A Collocation Method Based on the Central Part Interpolation for Integral Equations

Abstract

We study the integral equation

$$\displaystyle{ u(x) =\int \limits _{ 0}^{1}[a(x,y)\vert x - y\vert ^{-\nu } + b(x,y)]u(y)dy + f(x),\quad 0 \leq x \leq 1,\quad 0 <\nu < 1, }$$

(37.1)

where \(f \in C[0,1] \cap C^{m}(0,1)\), \(a,b \in C^{m}([0,1] \times (0,1))\), \(m \in \mathbb{N} = \left \{1,2,...\right \}\).
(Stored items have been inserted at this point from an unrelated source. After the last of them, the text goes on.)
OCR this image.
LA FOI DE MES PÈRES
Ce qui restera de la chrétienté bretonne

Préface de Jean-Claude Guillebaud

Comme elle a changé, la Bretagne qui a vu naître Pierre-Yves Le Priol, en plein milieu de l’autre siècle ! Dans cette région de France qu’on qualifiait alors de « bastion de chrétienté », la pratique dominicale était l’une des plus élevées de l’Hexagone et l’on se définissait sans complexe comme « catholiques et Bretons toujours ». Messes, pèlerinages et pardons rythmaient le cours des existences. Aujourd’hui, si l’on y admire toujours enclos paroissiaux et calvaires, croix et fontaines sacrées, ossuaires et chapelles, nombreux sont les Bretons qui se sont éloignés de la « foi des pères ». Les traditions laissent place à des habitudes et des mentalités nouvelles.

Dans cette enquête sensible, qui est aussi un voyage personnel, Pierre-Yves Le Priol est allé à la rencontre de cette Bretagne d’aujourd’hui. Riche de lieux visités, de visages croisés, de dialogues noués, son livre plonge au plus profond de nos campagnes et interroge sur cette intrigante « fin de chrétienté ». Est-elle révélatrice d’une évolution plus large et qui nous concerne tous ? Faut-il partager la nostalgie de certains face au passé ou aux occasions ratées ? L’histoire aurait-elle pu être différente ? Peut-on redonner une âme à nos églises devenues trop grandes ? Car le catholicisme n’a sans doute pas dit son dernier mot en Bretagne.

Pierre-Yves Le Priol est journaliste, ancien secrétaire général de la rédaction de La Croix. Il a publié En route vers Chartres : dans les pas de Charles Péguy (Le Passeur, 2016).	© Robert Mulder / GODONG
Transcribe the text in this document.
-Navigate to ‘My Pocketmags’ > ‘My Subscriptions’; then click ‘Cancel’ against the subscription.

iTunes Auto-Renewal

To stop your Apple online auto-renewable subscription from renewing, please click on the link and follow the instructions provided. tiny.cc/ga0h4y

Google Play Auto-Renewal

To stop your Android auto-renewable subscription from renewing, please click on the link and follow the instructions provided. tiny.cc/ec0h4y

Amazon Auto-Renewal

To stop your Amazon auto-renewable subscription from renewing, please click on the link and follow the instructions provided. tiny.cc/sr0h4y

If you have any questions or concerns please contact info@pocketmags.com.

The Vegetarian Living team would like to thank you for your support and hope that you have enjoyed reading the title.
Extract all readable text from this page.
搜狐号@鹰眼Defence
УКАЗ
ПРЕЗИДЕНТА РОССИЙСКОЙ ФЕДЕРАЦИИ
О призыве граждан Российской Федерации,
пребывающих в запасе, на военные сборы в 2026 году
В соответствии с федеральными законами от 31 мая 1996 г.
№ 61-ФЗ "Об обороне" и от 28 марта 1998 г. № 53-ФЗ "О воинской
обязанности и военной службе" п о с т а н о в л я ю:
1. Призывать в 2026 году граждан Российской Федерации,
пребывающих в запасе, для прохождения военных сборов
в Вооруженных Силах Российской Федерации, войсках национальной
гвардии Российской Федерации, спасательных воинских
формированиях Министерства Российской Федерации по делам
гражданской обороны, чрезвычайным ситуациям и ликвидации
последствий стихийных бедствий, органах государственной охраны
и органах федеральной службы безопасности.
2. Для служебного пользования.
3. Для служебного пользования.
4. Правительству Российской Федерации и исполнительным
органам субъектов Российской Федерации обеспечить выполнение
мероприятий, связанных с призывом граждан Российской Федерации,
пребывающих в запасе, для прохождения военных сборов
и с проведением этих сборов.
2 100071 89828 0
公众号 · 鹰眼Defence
By C ^m(Ω) is meant the set of all m times continuously differentiable functions on Ω. By C[0, 1] is meant the Banach space of continuous functions \(u: [0,1] \rightarrow \mathbb{R} = (-\infty,\infty )\) with the usual norm \(\left \|u\right \|_{\infty } = \left \{\max \left \vert u(x)\right \vert: 0 \leq x \leq 1\right \}\).Denote by T the integral operator of equation (37.1):

$$\displaystyle{ (Tu)(x) =\int \limits _{ 0}^{1}[a(x,y)\vert x - y\vert ^{-\nu } + b(x,y)]u(y)dy\quad 0 \leq x \leq 1,\quad 0 <\nu < 1. }$$

(37.2)